New guidance to help financial institutions report efforts to evade US export controls beyond those connected to Russia has been issued. The US Department of the Treasury’s Financial Crimes Enforcement Network (FinCEN) and the Department of Commerce’s Bureau of Industry and Security (BIS) moved Monday to build on two prior alerts in which circumstances retaling to Russia were the focus.
The agencies continue to urge financial institutions to be vigilant against efforts by individuals or entities to evade Russia-related export controls administered by BIS, but they stress that financial institutions should look beyond the Russia-related circumstances that were the focus of those prior two alerts.
They should be vigilant, for example, for transactions involving advanced technologies that can be used in new or novel ways to enhance adversaries’ military capabilities or support mass surveillance programs that enable human rights abuses.
Export Administration Regulations
The guidance, which applies to export control evasion occurring in support of other nation-state adversaries and illicit actors globally, provides US financial institutions with red flags to assist them in identifying transactions potentially tied to the illicit acquisition of items subject to the Export Administration Regulations (EAR), including certain types of exports, reexports, and transfers, over which the US Departments of State and Commerce, plus FinCEN, have regulatory jurisdiction.
US export controls are intended to prevent the proliferation of weapons of mass destruction and destabilizing accumulations of conventional weapons and related material. BIS, in particular, administers and enforces export controls on dual-use and less sensitive munitions items. Dual-use items are commodities, software, or technology that have both commercial and military or proliferation applications.
Technology and commodity descriptions are available through the Department of Justice’s and BIS’s joint Disruptive Technology Strike Force – a group established in February that operates in 12 US cities – and include advanced semi-conductors, supercomputer hardware and quantum technologies.
Financial institutions directly involved in providing trade financing for exporters also may have access to information relevant to identifying potentially suspicious activity.
BIS asserts control over items based on their technical performance parameters and identifies them on a Commerce Control List (CCL), specifying the reason for control (for example national security, nuclear nonproliferation, anti-terrorism) and linking to a country chart specifying the countries to which such exports require a license. The agency also offers training programs to assist parties to an export transaction to classify their item against the CCL and determine whether a license is required and if a license exception is available
The regulators note that financial services firms – particularly banks, credit card operators, and foreign exchange dealers – may be involved in providing financing, processing payments, or performing other services associated with international trade.
Financial institutions directly involved in providing trade financing for exporters also may have access to information relevant to identifying potentially suspicious activity, such as customers’ end-use certificates, export documents, contracts, or other documentation, including those associated with letters of credit-based trade financing.
They also might have customers in export/import industries, including the maritime industry. For all of these reasons, businesses should continue relying on their internal risk assessments to employ appropriate risk-mitigation measures consistent with their underlying Bank Secrecy Act obligations, the regulators said.
Red flags of evasion
FinCEN and Commerce provided a list of red flags to assist financial institutions in identifying transactions potentially tied to evasion of US export controls to be considered along with those set out in the prior FinCEN-BIS alerts pertaining to Russia-related export control evasion.

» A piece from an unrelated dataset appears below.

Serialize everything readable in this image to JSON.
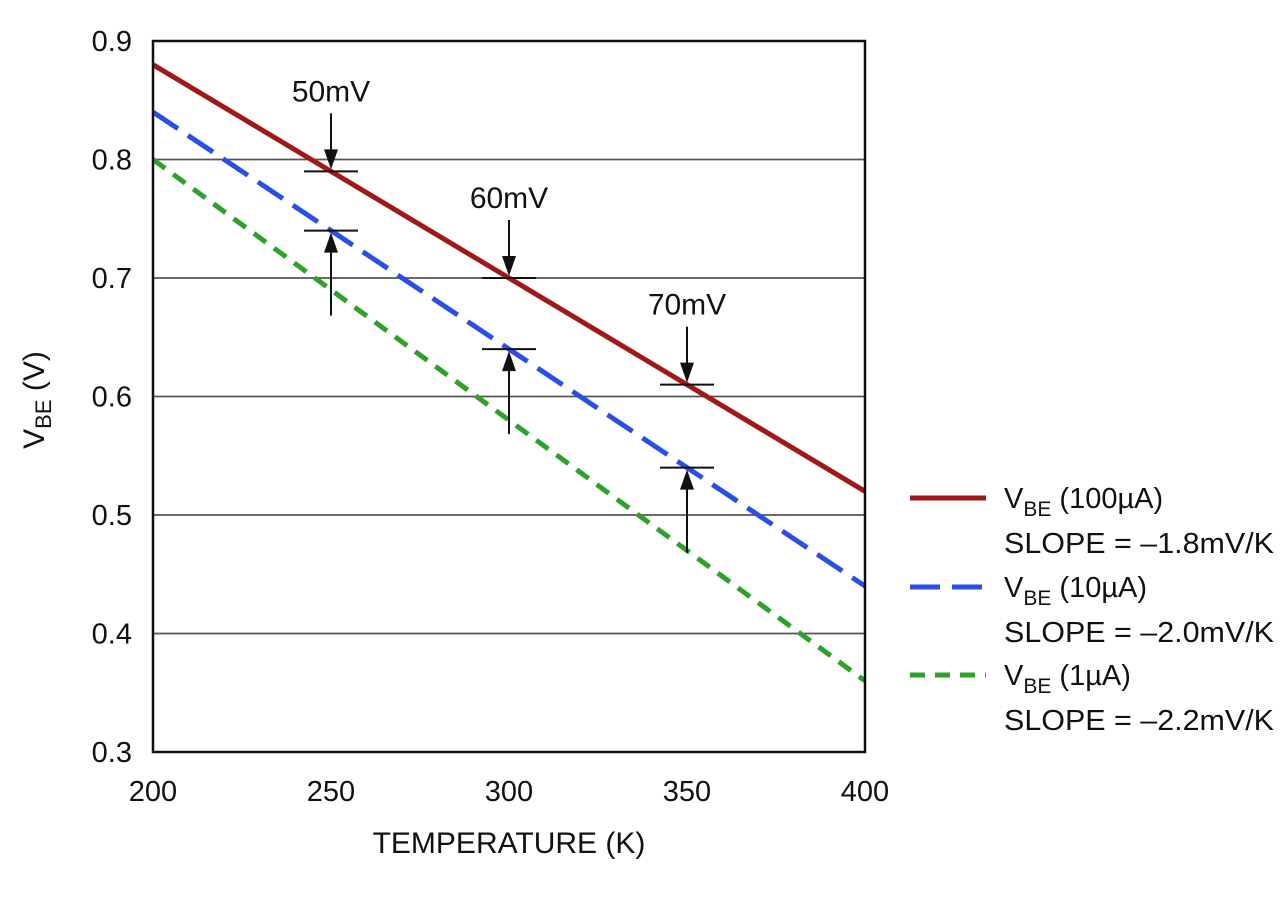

They include (among others):
- Purchases under a letter of credit that are consigned to the issuing bank, not to the actual end-user. In addition, supporting documents, such as a commercial invoice, that do not list the actual end-user.
- Transactions involving entities with little to no web presence, such as a website or a domainbased email account.
- A customer lacking or refusing to provide details to banks, shippers, or third parties, including details about end-users, intended end-use(s), or company ownership.
- Transactions involving customers with phone numbers with country codes that do not match the destination country.
- The item (commodity, software or technology) does not fit the purchaser’s line of business.
- The customer is significantly overpaying for an item based on known market prices.
- Transactions involve payments being made from entities located at potential transshipment points or involve atypical shipping routes to reach a destination.
The new guidance document instructs firms on the key terms to use and narratives needed to indicate a connection between the suspicious activity being reported and the activities highlighted in the new alert.
The agencies also remind businesses about the importance and details needed in SARs, including all available transportation and trade financing documentation, accounts and locations involved, the identities and descriptions of any entities associated with beneficial owners, and any information about related persons or entities involved in the activity.